View on GitHub

Statistics notes for environmental modelling

Assorted notes on model calibration and uncertainty estimation

Download this project as a .zip file Download this project as a tar.gz file

Statistics notes for environmental modelling

Contents

  1. Distributions

    A quick overview of multivariate distributions, with the aim of developing some intuition about the Sum and Product rules as well as how they relate to Bayes' Theorem.

  2. Model calibration and likelihood functions

    A discussion of the issues relating to calibrating complex environmental models, which leads us to the concept of the all-important likelihood function.

  3. Bayesian model calibration and Monte Carlo methods

    A first look at Bayes' Theorem applied to model calibration and an introduction to Monte Carlo (MC) methods.

  4. Markov chain Monte Carlo methods

    An introduction to basic Markov chain Monte Carlo (MCMC) methods, starting with the classic Metropolis algorithm.

  5. A hydrological model

    In this notebook, we'll build a simple hydrological model from scratch to illustrate the modelling process.

  6. Beyond Metropolis

    How to use real catchment data and a state-of-the-art MCMC algorithm to calibrate the hydrological model from notebook 5.

  7. GLUE

    Some comments on Generalised Likelihood Uncertainty Estimation (GLUE). Work in progress

  8. Gaussian approximations and model comparison

    Gaussian approximations of the posterior and an introduction to Bayesian model comparison. Work in progress.

  9. Summary

    Practical options for parameter inference and model comparison. Work in progress

Introduction

This page links to a series of IPython notebooks introducing statistical concepts for environmental modelling, especially Bayesian Markov chain Monte Carlo (MCMC) methods for model calibration and uncertainty estimation.

Most of the examples are taken from hydrology or water quality modelling as that is my area of research, but the techniques presented are very general and applicable in a range of different fields.

As environmental models become more and more complex, the problems associated with calibration and evaluation become greater. Powerful statistical techniques are available to help, but for many environmental scientists they present a formidably steep learning curve.

Who are these notes aimed at?

My aim is to try to make Bayesian MCMC methods accessible to those with little or no statistical training. If you know what a distribution is and are comfortable with the concept of integration as the area under a curve, you should be able to follow everything here.

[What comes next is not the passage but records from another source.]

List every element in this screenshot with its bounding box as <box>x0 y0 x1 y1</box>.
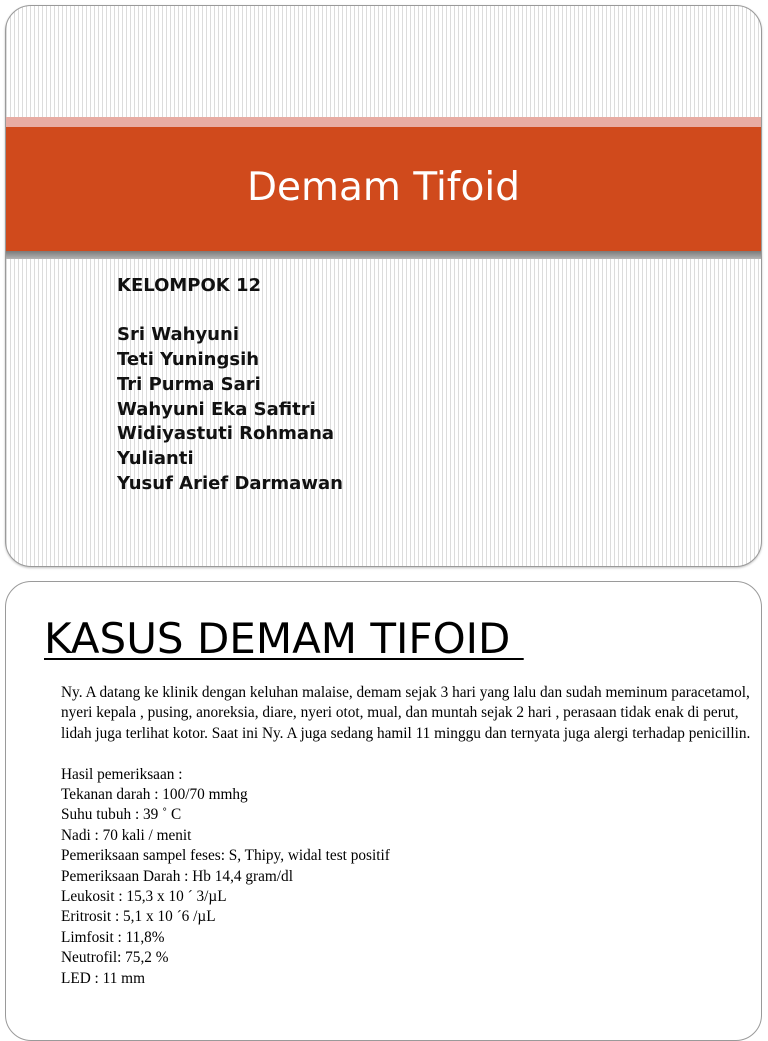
member-list <box>117 274 343 496</box>
result-line: Nadi : 70 kali / menit <box>61 826 192 844</box>
result-line: Pemeriksaan Darah : Hb 14,4 gram/dl <box>61 867 293 885</box>
title-slide <box>5 5 762 567</box>
result-line: Suhu tubuh : 39 ˚ C <box>61 806 182 824</box>
member-name: Yulianti <box>117 447 194 469</box>
result-line: Eritrosit : 5,1 x 10 ˊ6 /µL <box>61 908 216 926</box>
paragraph-gap <box>61 744 751 764</box>
title-band <box>6 127 761 251</box>
case-title: KASUS DEMAM TIFOID <box>44 614 524 663</box>
title-band-shadow <box>6 251 761 259</box>
result-line: Neutrofil: 75,2 % <box>61 949 169 967</box>
member-name: Widiyastuti Rohmana <box>117 423 335 445</box>
slide-title: Demam Tifoid <box>247 164 520 210</box>
result-line: Pemeriksaan sampel feses: S, Thipy, widal test positif <box>61 847 390 865</box>
member-name: Yusuf Arief Darmawan <box>117 472 343 494</box>
member-name: Tri Purma Sari <box>117 373 261 395</box>
member-name: Teti Yuningsih <box>117 349 260 371</box>
results-label: Hasil pemeriksaan : <box>61 765 183 783</box>
case-description: Ny. A datang ke klinik dengan keluhan malaise, demam sejak 3 hari yang lalu dan sudah meminum paracetamol, nyeri kepala , pusing, anoreksia, diare, nyeri otot, mual, dan muntah sejak 2 hari , perasaan tidak enak di perut, lidah juga terlihat kotor. Saat ini Ny. A juga sedang hamil 11 minggu dan ternyata juga alergi terhadap penicillin. <box>61 684 751 742</box>
member-name: Sri Wahyuni <box>117 324 239 346</box>
result-line: Tekanan darah : 100/70 mmhg <box>61 786 248 804</box>
member-name: Wahyuni Eka Safitri <box>117 398 316 420</box>
case-slide <box>5 581 762 1041</box>
result-line: LED : 11 mm <box>61 969 145 987</box>
result-line: Leukosit : 15,3 x 10 ˊ 3/µL <box>61 888 227 906</box>
title-band-accent <box>6 117 761 127</box>
result-line: Limfosit : 11,8% <box>61 928 165 946</box>
case-body <box>61 683 751 989</box>
group-label: KELOMPOK 12 <box>117 275 262 296</box>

In most cases I've abandoned mathematical rigour in favour of trying to give some kind of intuition for what's going on. Much of what I've done will probably be horrifying if you're a statistician or a physicist, but if you're just getting to grips with modelling for the first time perhaps this could be a stepping-stone towards better things (see below for some suggestions).

Disclaimer

My background is in geology, not statistics or hydrological modelling. I still have a great deal to learn and I'm sure these pages will contain mistakes and misconceptions. If you spot anything completely wrong (as opposed to just very simplified), I'm always happy to be corrected - you can either send a pull request, or contact james.e.sample@gmail.com.

This isn't a course in statistics - it's just a set of personal notes that I'm making available online in the hope that other beginners might find them useful.

Other resources

If you're mathematically inclined, you're unlikely to find anything better than David MacKay's excellent book, Information Theory, Inference and Learning Algorithms, together with the accompanying series of video lectures. If you can follow these without too much difficulty then forget my notes and concentrate your efforts here instead!

I also thoroughly recommend Jake Vanderplas' series of blog posts as well as his article on arXiv.

Cam Davidson-Pilon's Probabilistic Programming and Bayesian Methods for Hackers is another excellent reference.

Finally, if you're interested in these topics for work/research purposes (e.g. if you've just started a PhD in environmental modelling), I'd suggest taking a look at the EAWAG Summer School in Environmental Systems, which I wish I'd attended a couple of years ago.

Making the most of the IPython notebooks

The links at the top of this page will take you to static versions of my notebooks rendered with nbviewer. However, to get the most of out of them, I recommend downloading each notebook to your computer and running it interactively. The following steps should get you started on Windows:

  1. You'll need an up-to-date IPython installation. If you don't have one already try WinPython, which is a comprehensive and portable Python distribution that won't interfere with anything else on your system.

  2. Once WinPython is installed, go to one of the notebooks above and download the .ipynb file to your computer (the "download" icon is at the top-right of the screen).

  3. Open the folder containing your WinPython installation and run the WinPython Command Prompt (not the normal Windows Command Prompt).

  4. Change directories to wherever you saved the .ipynb file and then type ipython notebook at the command prompt. Your browser should open to display the IPython dashboard and you'll see a link to the notebook you just downloaded.

  5. Click to open the notebook then choose Cell > Run All from the menu bar. Python will import all the necessary modules and run the notebook cells, which might take a few moments.

You can now work through the notebook interactively, modifying the code etc. as you go.